Shane Richmond: Jumping through hoops to win the power game

The White House blog carries the kind of stories you would expect to come from the office of the leader of the free world.

OPENER Shane“President Obama holds the first Cabinet meeting of 2014”, reads one headline. Another announces: “President Obama welcomes the 2013 NBA champions the Miami Heat”. Following those is something slightly more arcane – “Wide Bandgap Semiconductors: essential to our technology future”.

Wide bandgap (WBG) semiconductor-based power electronics offer several advantages over existing technology. Ernest Moniz, President Obama’s Energy Secretary, writes on the White House blog: “For nearly 50 years, silicon chips have been the basis of power electronics. However, as clean energy technologies and the electronics industry has advanced, silicon chips are reaching their limits in power conversion – resulting in wasted heat and higher energy consumption. Power electronics that use WBG semiconductors have the potential to change all this.”

The bandgap is the amount of energy needed to make electrons jump from their atoms and conduct electricity through a material. The wider the bandgap, the higher the temperature, frequency and voltage at which the electronic device can operate. The next wave of WBG semiconductors can eliminate up to 90 per cent of the energy loss of current technology and promise chips that are 10 times more powerful.

By 2030, the US Department of Energy predicts that power electronics will be responsible for 80 per cent of all electrical energy consumption in America. The need for greater energy efficiency is clear, and WBGs could deliver energy savings in everything from electric cars to military satellites.

But it’s not just in those specialised sectors that this development is significant. This is technology that will touch the lives of ordinary consumers every day. We already carry many devices with us that require charging, from laptops to smartphones and tablets, and when you look at consumer technology trends, it is clear that we are going to be carrying more devices in future and require more power.

The 2014 Consumer Electronics Show in Las Vegas, earlier this month, was dominated by wearable technology. There were flurries of fitness trackers and swathes of smartwatches. Their manufacturers were fighting to find ways to set their gadgets apart from the competition, and battery life is a key battleground.

Consumers don’t want to charge their watch as often as they charge their smartphone, so most companies aim for at least a week of battery life. However, more battery power leads to a bulkier, more expensive device that is less attractive to consumers.

Garmin, best known for its GPS devices, announced the Vivofit fitness tracker. Like its rivals, it monitors the activity the wearer takes and tracks their sleep at night but it promises one year of battery life. Unfortunately that requires two disposable coin batteries, which is more wasteful than a rechargable battery. More power-efficient devices will provide the answer.
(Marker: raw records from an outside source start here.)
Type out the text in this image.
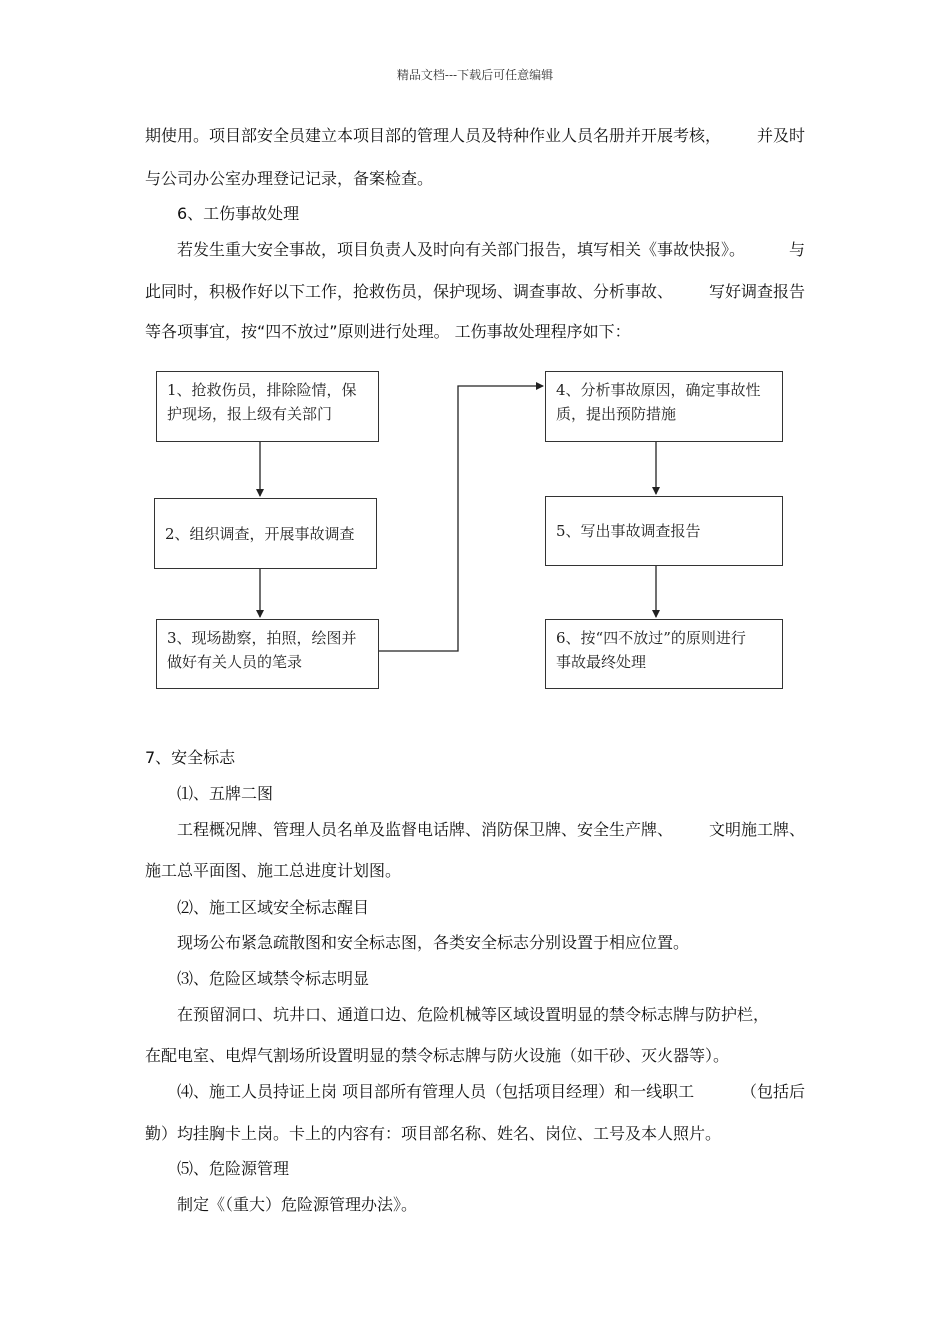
精品文档---下载后可任意编辑
期使用。项目部安全员建立本项目部的管理人员及特种作业人员名册并开展考核， 并及时
与公司办公室办理登记记录，备案检查。
6、工伤事故处理
若发生重大安全事故，项目负责人及时向有关部门报告，填写相关《事故快报》。	与
此同时，积极作好以下工作，抢救伤员，保护现场、调查事故、分析事故、 写好调查报告
等各项事宜，按“四不放过”原则进行处理。 工伤事故处理程序如下：
1、抢救伤员，排除险情，保
护现场，报上级有关部门
2、组织调查，开展事故调查
3、现场勘察，拍照，绘图并
做好有关人员的笔录
4、分析事故原因，确定事故性
质，提出预防措施
5、写出事故调查报告
6、按“四不放过”的原则进行
事故最终处理
7、安全标志
⑴、五牌二图
工程概况牌、管理人员名单及监督电话牌、消防保卫牌、安全生产牌、 文明施工牌、
施工总平面图、施工总进度计划图。
⑵、施工区域安全标志醒目
现场公布紧急疏散图和安全标志图，各类安全标志分别设置于相应位置。
⑶、危险区域禁令标志明显
在预留洞口、坑井口、通道口边、危险机械等区域设置明显的禁令标志牌与防护栏，
在配电室、电焊气割场所设置明显的禁令标志牌与防火设施（如干砂、灭火器等）。
⑷、施工人员持证上岗 项目部所有管理人员（包括项目经理）和一线职工	（包括后
勤）均挂胸卡上岗。卡上的内容有：项目部名称、姓名、岗位、工号及本人照片。
⑸、危险源管理
制定《（重大）危险源管理办法》。
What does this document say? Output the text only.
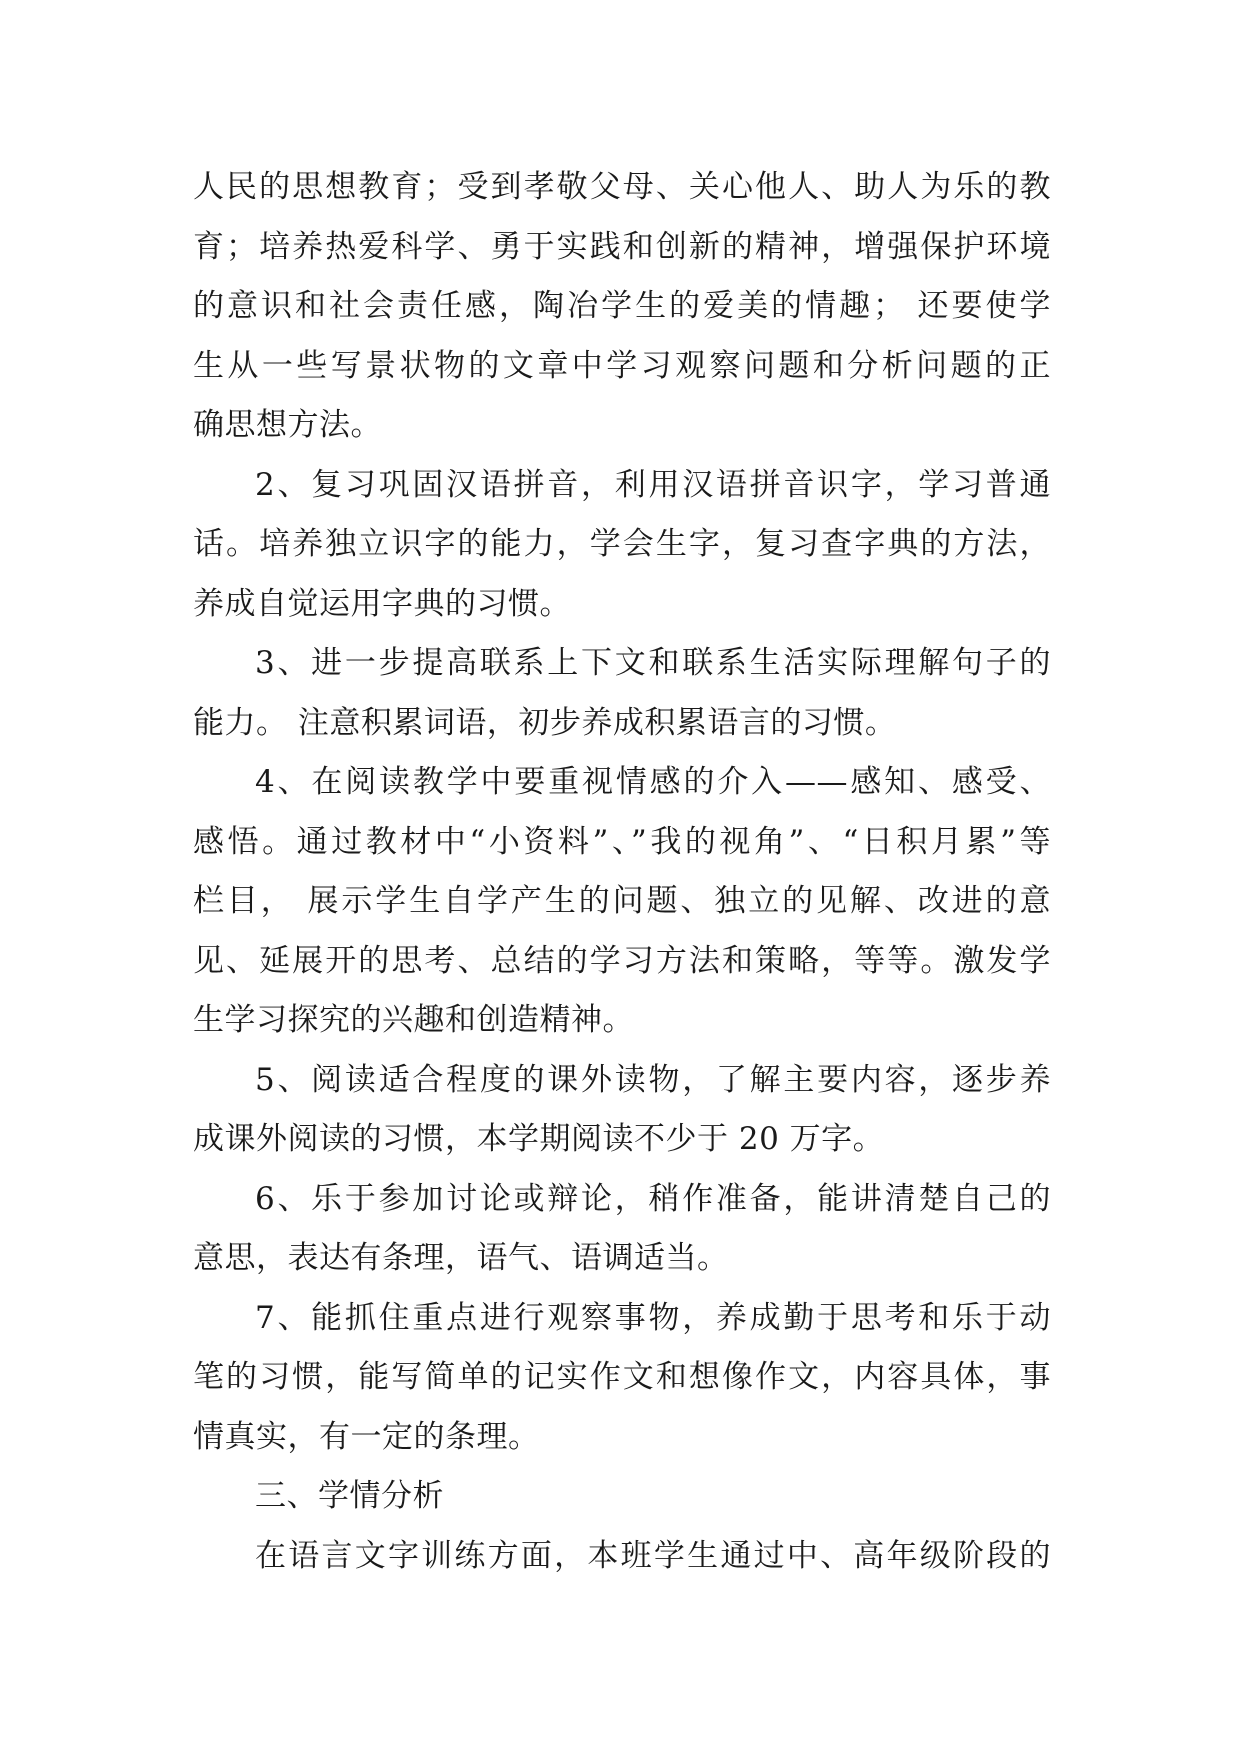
人民的思想教育；受到孝敬父母、关心他人、助人为乐的教
育；培养热爱科学、勇于实践和创新的精神，增强保护环境
的意识和社会责任感，陶冶学生的爱美的情趣； 还要使学
生从一些写景状物的文章中学习观察问题和分析问题的正
确思想方法。
2、复习巩固汉语拼音，利用汉语拼音识字，学习普通
话。培养独立识字的能力，学会生字，复习查字典的方法，
养成自觉运用字典的习惯。
3、进一步提高联系上下文和联系生活实际理解句子的
能力。 注意积累词语，初步养成积累语言的习惯。
4、在阅读教学中要重视情感的介入——感知、感受、
感悟。通过教材中“小资料”、”我的视角”、“日积月累”等
栏目， 展示学生自学产生的问题、独立的见解、改进的意
见、延展开的思考、总结的学习方法和策略，等等。激发学
生学习探究的兴趣和创造精神。
5、阅读适合程度的课外读物，了解主要内容，逐步养
成课外阅读的习惯，本学期阅读不少于 20 万字。
6、乐于参加讨论或辩论，稍作准备，能讲清楚自己的
意思，表达有条理，语气、语调适当。
7、能抓住重点进行观察事物，养成勤于思考和乐于动
笔的习惯，能写简单的记实作文和想像作文，内容具体，事
情真实，有一定的条理。
三、学情分析
在语言文字训练方面，本班学生通过中、高年级阶段的
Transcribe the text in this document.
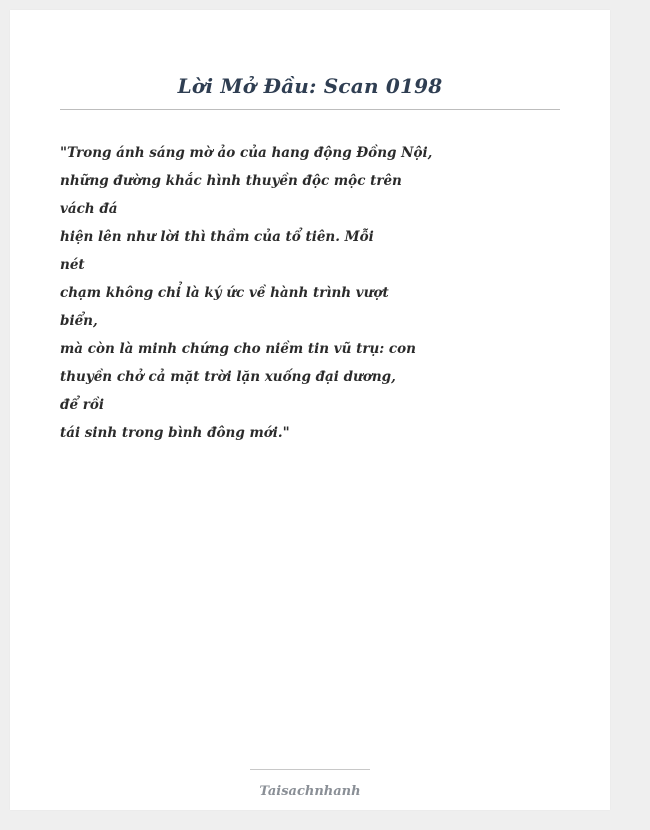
Lời Mở Đầu: Scan 0198
"Trong ánh sáng mờ ảo của hang động Đồng Nội,
những đường khắc hình thuyền độc mộc trên
vách đá
hiện lên như lời thì thầm của tổ tiên. Mỗi
nét
chạm không chỉ là ký ức về hành trình vượt
biển,
mà còn là minh chứng cho niềm tin vũ trụ: con
thuyền chở cả mặt trời lặn xuống đại dương,
để rồi
tái sinh trong bình đông mới."
Taisachnhanh
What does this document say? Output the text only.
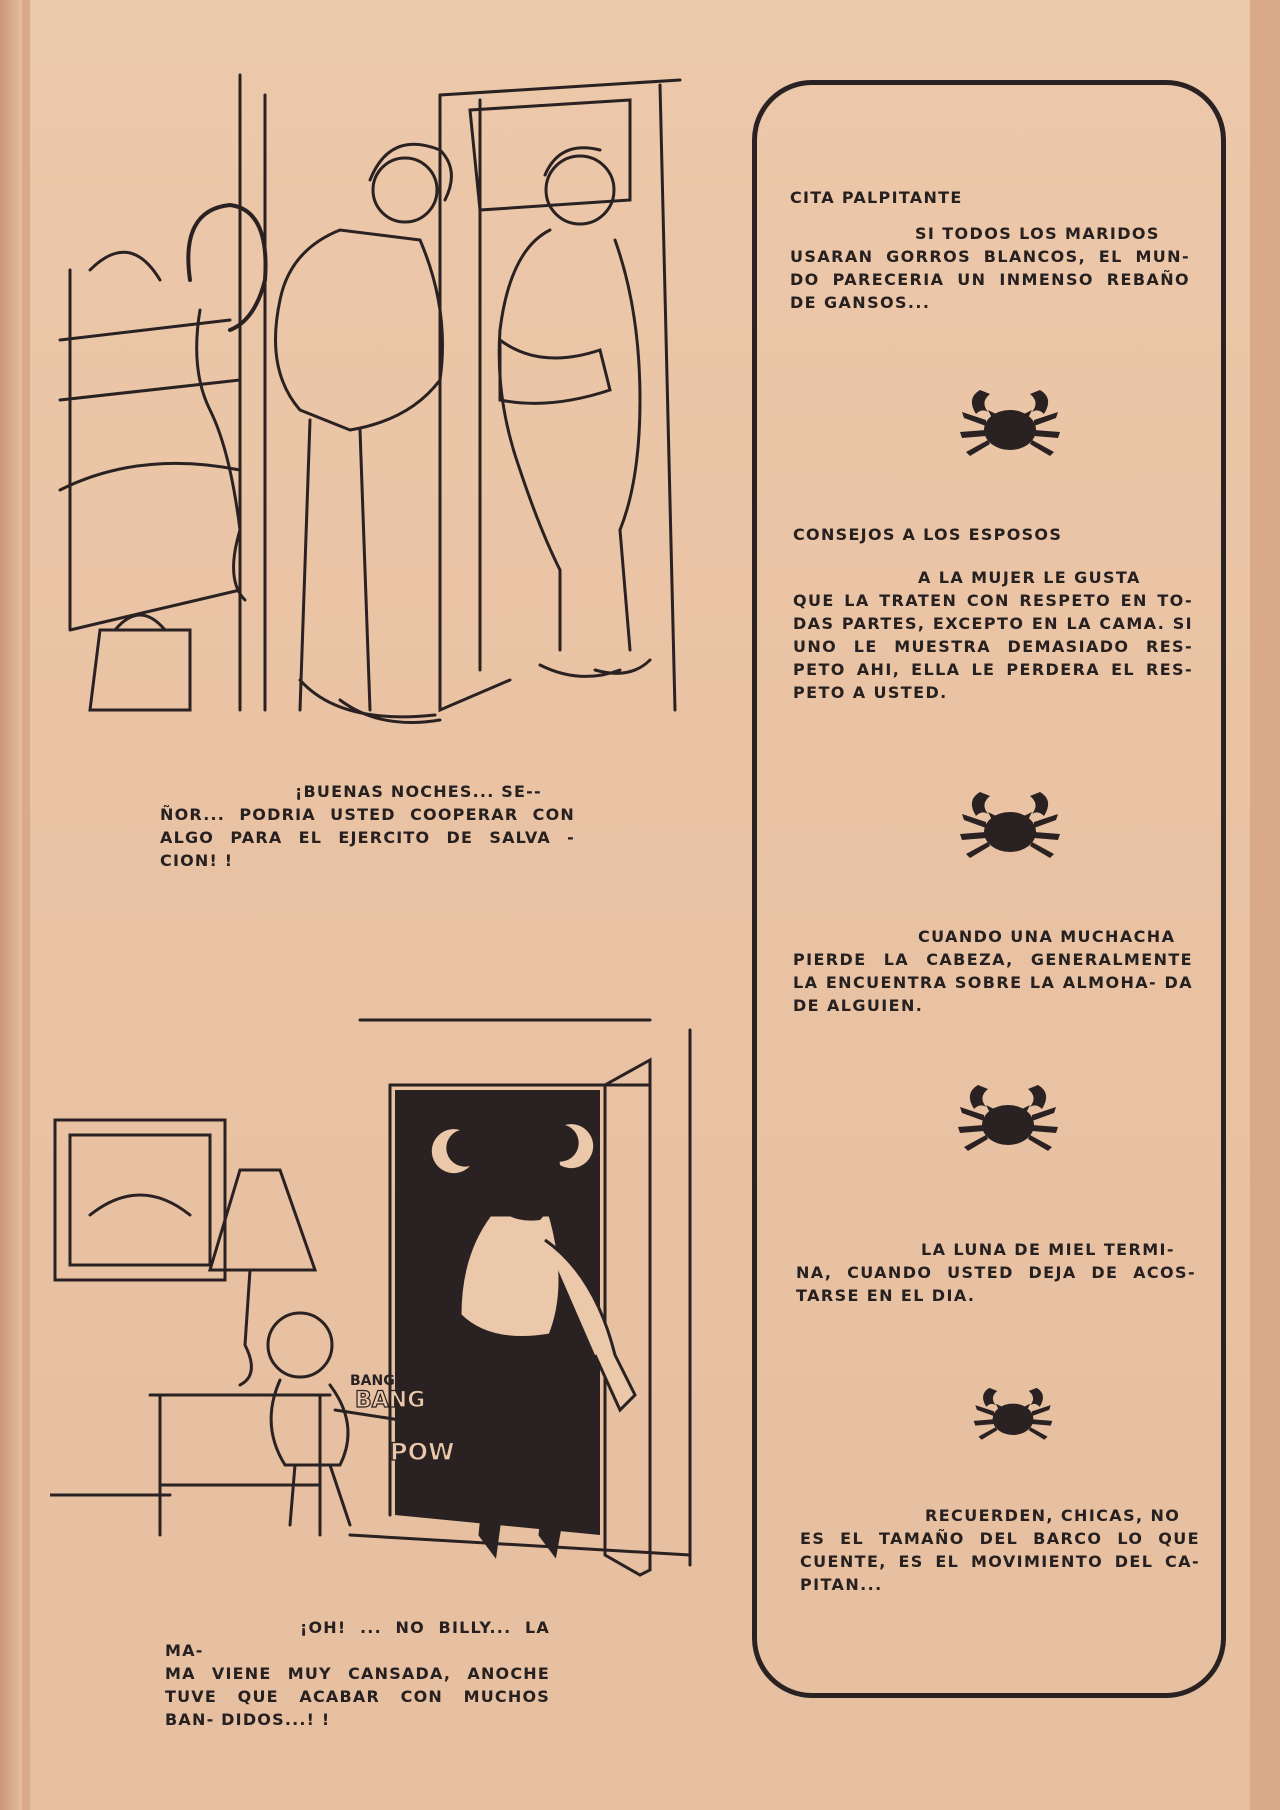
¡BUENAS NOCHES... SE--
ÑOR... PODRIA USTED COOPERAR CON ALGO PARA EL EJERCITO DE SALVA - CION! !
BANG
BANG
POW
¡OH! ... NO BILLY... LA MA-
MA VIENE MUY CANSADA, ANOCHE TUVE QUE ACABAR CON MUCHOS BAN- DIDOS...! !
CITA PALPITANTE
SI TODOS LOS MARIDOS
USARAN GORROS BLANCOS, EL MUN- DO PARECERIA UN INMENSO REBAÑO DE GANSOS...
CONSEJOS A LOS ESPOSOS
A LA MUJER LE GUSTA
QUE LA TRATEN CON RESPETO EN TO- DAS PARTES, EXCEPTO EN LA CAMA. SI UNO LE MUESTRA DEMASIADO RES- PETO AHI, ELLA LE PERDERA EL RES- PETO A USTED.
CUANDO UNA MUCHACHA
PIERDE LA CABEZA, GENERALMENTE LA ENCUENTRA SOBRE LA ALMOHA- DA DE ALGUIEN.
LA LUNA DE MIEL TERMI-
NA, CUANDO USTED DEJA DE ACOS- TARSE EN EL DIA.
RECUERDEN, CHICAS, NO
ES EL TAMAÑO DEL BARCO LO QUE CUENTE, ES EL MOVIMIENTO DEL CA- PITAN...
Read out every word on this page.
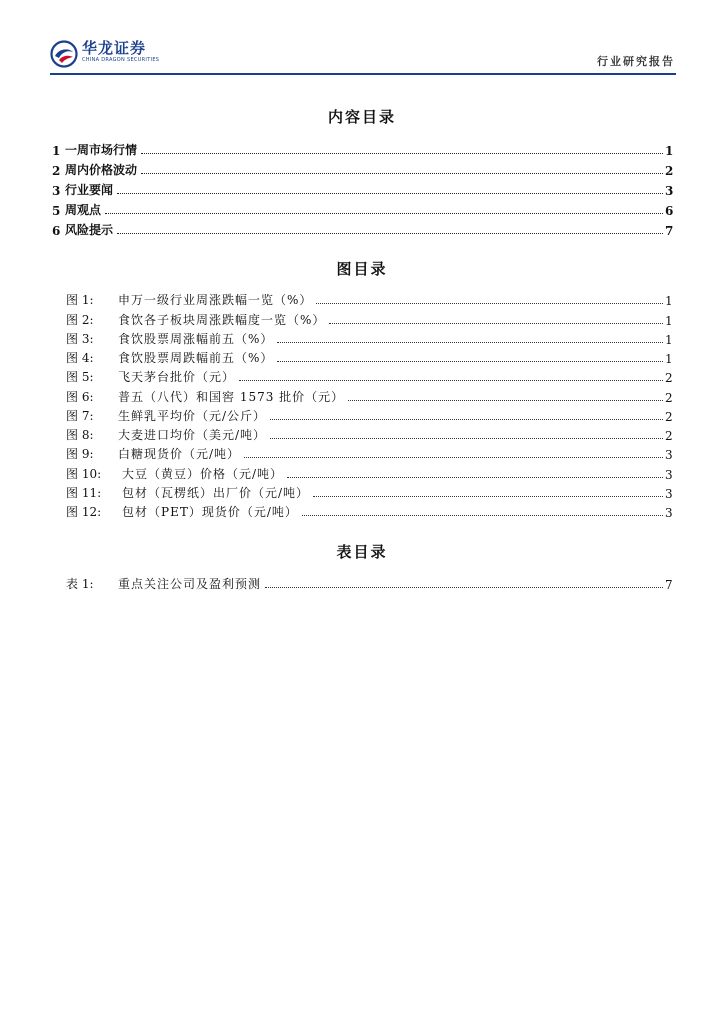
华龙证券
CHINA DRAGON SECURITIES	行业研究报告
内容目录
1 一周市场行情	1
2 周内价格波动	2
3 行业要闻	3
5 周观点	6
6 风险提示	7
图目录
图 1:	申万一级行业周涨跌幅一览（%）	1
图 2:	食饮各子板块周涨跌幅度一览（%）	1
图 3:	食饮股票周涨幅前五（%）	1
图 4:	食饮股票周跌幅前五（%）	1
图 5:	飞天茅台批价（元）	2
图 6:	普五（八代）和国窖 1573 批价（元）	2
图 7:	生鲜乳平均价（元/公斤）	2
图 8:	大麦进口均价（美元/吨）	2
图 9:	白糖现货价（元/吨）	3
图 10:	大豆（黄豆）价格（元/吨）	3
图 11:	包材（瓦楞纸）出厂价（元/吨）	3
图 12:	包材（PET）现货价（元/吨）	3
表目录
表 1:	重点关注公司及盈利预测	7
Of course, there’s an “arms race” effect to power consumption improvements. As battery life improves, manufacturers tend to push the capabilities of the device, which requires more power and therefore better battery life.

Nevertheless, the promise of WBGs is huge, for consumers and industry alike. The White House blog post was to announce US government investment in a $140million manufacturing innovation institute at North Carolina State University.

It might seem like an unusual item sitting among the photos of Barack hobnobbing with basketball players and chairing state meetings, but if there’s one thing the White House knows, it’s the importance of power.